E ”nessuno potrà mai licenziare per motivi di discriminazione. E’ inaccettabile in qualunque paese civile e quindi anche in Italia”. Per Fornero ”si parla troppo di articolo 18”. Quello che può toccare questo articolo ”è la flessibilità in uscita. Non è giusto legare i lavoratori all’impresa in tutte le circostanze. Non è ottimale che un lavoratore sia stretto all’impresa a tutti i costi”. Ma ”chi perde il suo posto di lavoro deve essere aiutato a trovare un nuovo lavoro e perché no dall’azienda stessa. Questo sarebbe la flessibilità buona”.
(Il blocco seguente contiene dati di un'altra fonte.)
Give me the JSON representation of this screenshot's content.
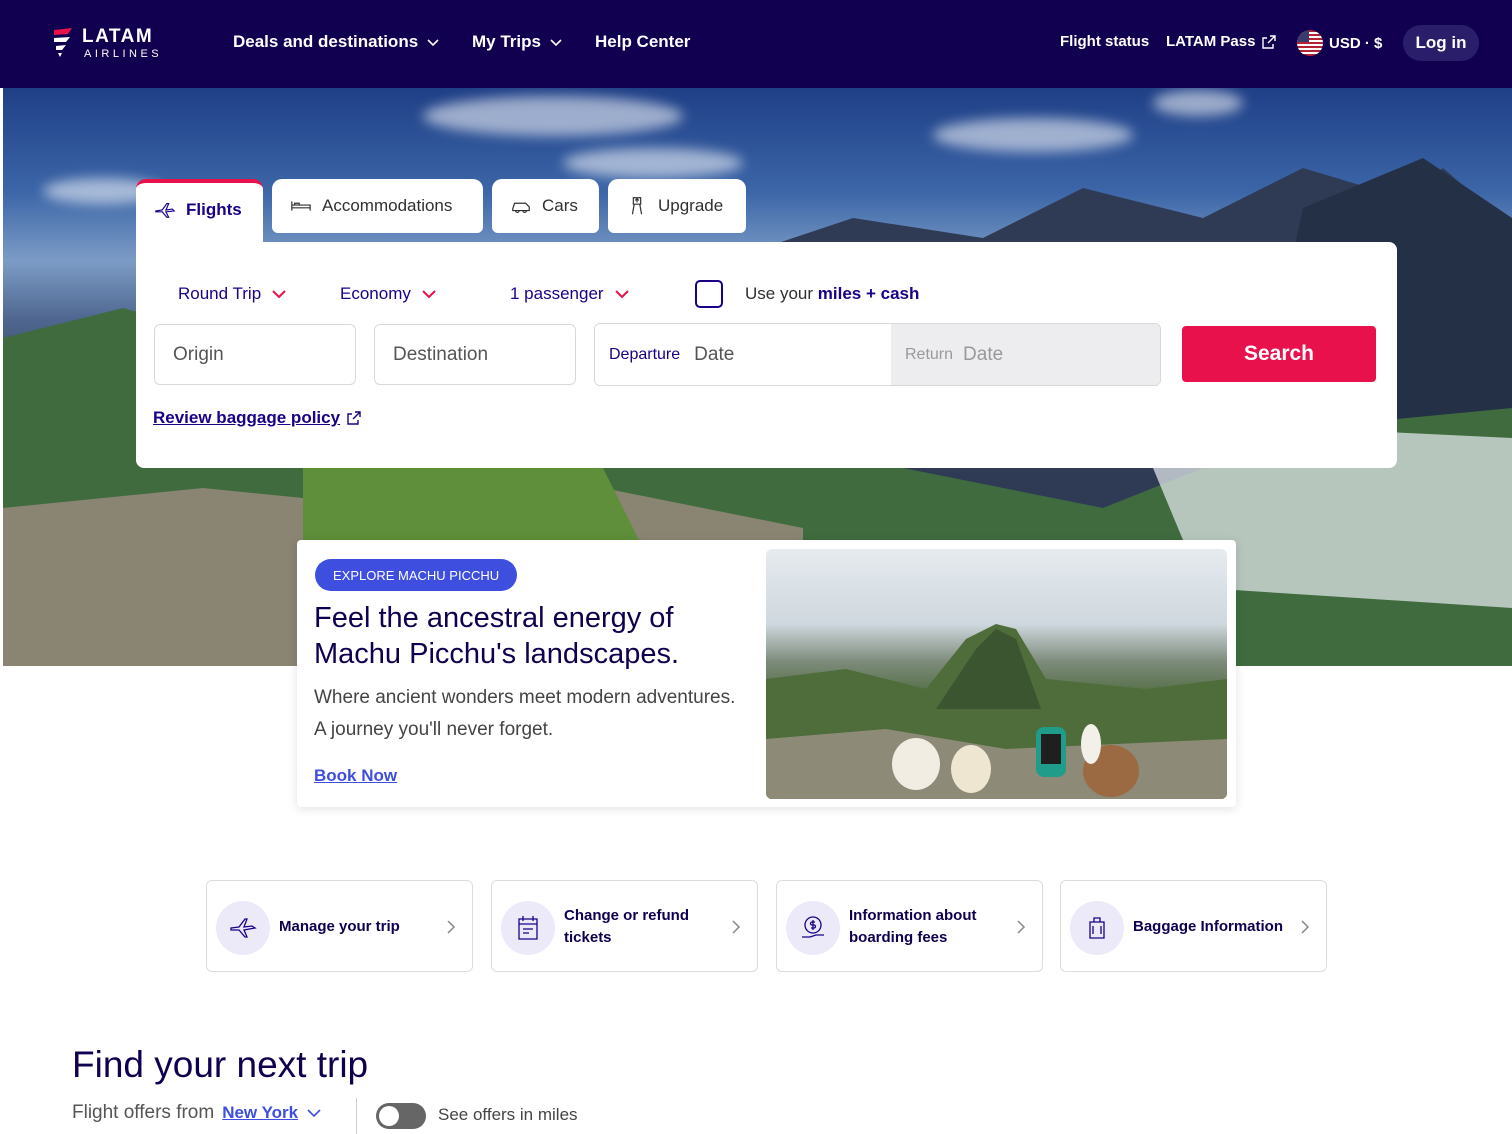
{
  "brand": {
    "name": "LATAM",
    "sub": "AIRLINES"
  },
  "nav": {
    "deals": "Deals and destinations",
    "trips": "My Trips",
    "help": "Help Center",
    "flight_status": "Flight status",
    "latam_pass": "LATAM Pass",
    "currency": "USD · $",
    "login": "Log in"
  },
  "tabs": {
    "flights": "Flights",
    "accommodations": "Accommodations",
    "cars": "Cars",
    "upgrade": "Upgrade"
  },
  "search": {
    "trip_type": "Round Trip",
    "cabin": "Economy",
    "passengers": "1 passenger",
    "miles_prefix": "Use your",
    "miles_bold": "miles + cash",
    "origin_placeholder": "Origin",
    "destination_placeholder": "Destination",
    "departure_label": "Departure",
    "departure_value": "Date",
    "return_label": "Return",
    "return_value": "Date",
    "button": "Search",
    "baggage_link": "Review baggage policy"
  },
  "promo": {
    "badge": "EXPLORE MACHU PICCHU",
    "title": "Feel the ancestral energy of Machu Picchu's landscapes.",
    "text": "Where ancient wonders meet modern adventures. A journey you'll never forget.",
    "link": "Book Now"
  },
  "quick_links": [
    {
      "label": "Manage your trip",
      "icon": "plane-icon"
    },
    {
      "label": "Change or refund tickets",
      "icon": "calendar-ticket-icon"
    },
    {
      "label": "Information about boarding fees",
      "icon": "money-hand-icon"
    },
    {
      "label": "Baggage Information",
      "icon": "luggage-icon"
    }
  ],
  "find": {
    "title": "Find your next trip",
    "offers_prefix": "Flight offers from",
    "city": "New York",
    "toggle_label": "See offers in miles"
  },
  "colors": {
    "nav_bg": "#10004f",
    "accent_red": "#e8114b",
    "brand_blue": "#1b0088",
    "link_blue": "#3e4fe0"
  }
}
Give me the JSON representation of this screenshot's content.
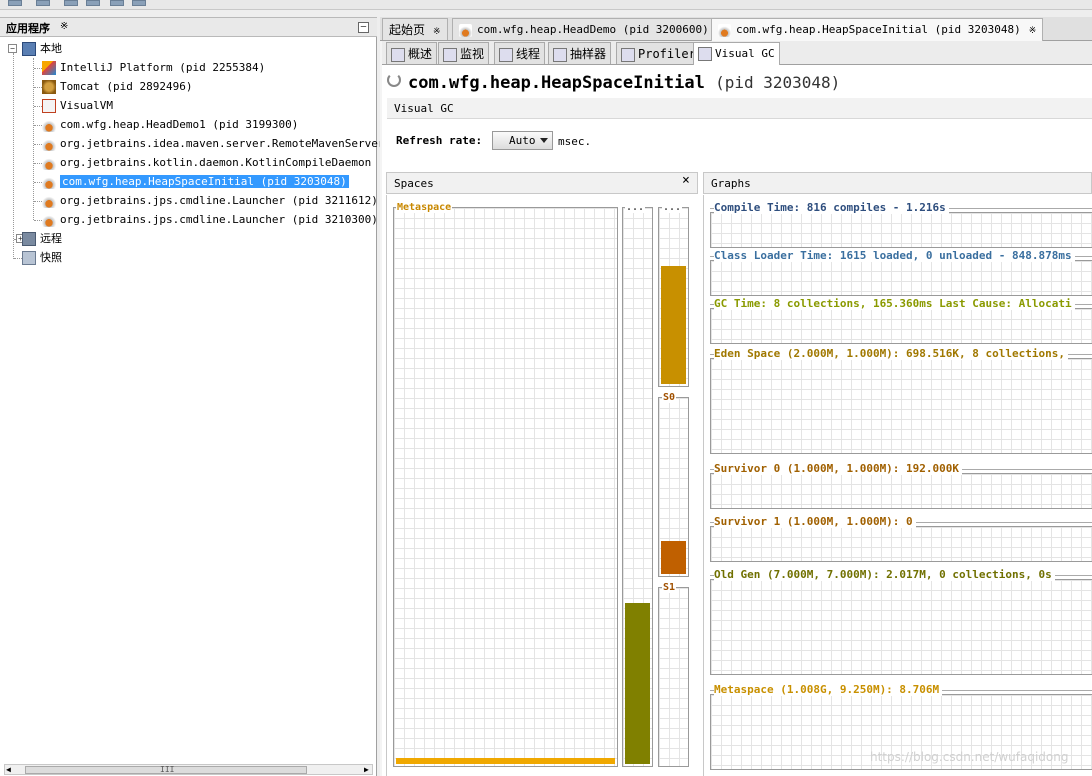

Fornero ha parlato anche della riforma sulle pensioni che ”è stata importante per evitare che l’Italia cadesse nel baratro” e ”aiuta i giovani, sottrae loro un onere, quello del debito che era un peso enorme sulle giovani generazioni”.
Quanto all’esecutivo, il ministro ha spiegato che ”questo è un governo tecnico. Non è di parte e non vuole favorire una parte o un’altra della società italiana o partiti a cui non è particolarmente legato. Ovviamente c’è una maggioranza a cui il governo rende conto ma l’esecutivo ha l’ambizione di fare delle politiche per il Paese”.
Quindi la Fiat. ”Sicuramente mi dispiace” che si possa dire che ora è più americana che italiana, ha detto Fornero. ”Per quello che sta nell’ambito delle competenze del ministro del Lavoro bisogna fare di tutto perché resti italiana e italiana come realtà produttiva”. ”Abbiamo bisogno di industria in questo Paese” ha avvertito, e bisogna evitare che le imprese ”vadano nei paesi in cui produrre costa di meno. Bisogna evitare che le nostre imprese vadano a trasferirsi all’estero”.
A ‘Sky Tg24′ Fornero ha poi detto che quella del viceministro Martone sui laureati è stata ”una frase infelice. Capita a tutti di usare un’espressione infelice. Sicuramente non avrei usato quell’espressione”.
Mentre incindete chiuso con il sottosegretario, Gianfranco Polillo, che aveva affermato nei giorni scorsi riferendosi proprio a Fornero che ”un politico con un pizzico di esperienza non avrebbe mai fatto l’icona della fontana che piange”. ”Polillo, si potrebbe anche dire in una tradizione maschilista, mi ha mandato dei fiori – ha detto – Dei fiori veramente belli. Sarò un po’ debole ma l’incidente è chiuso”.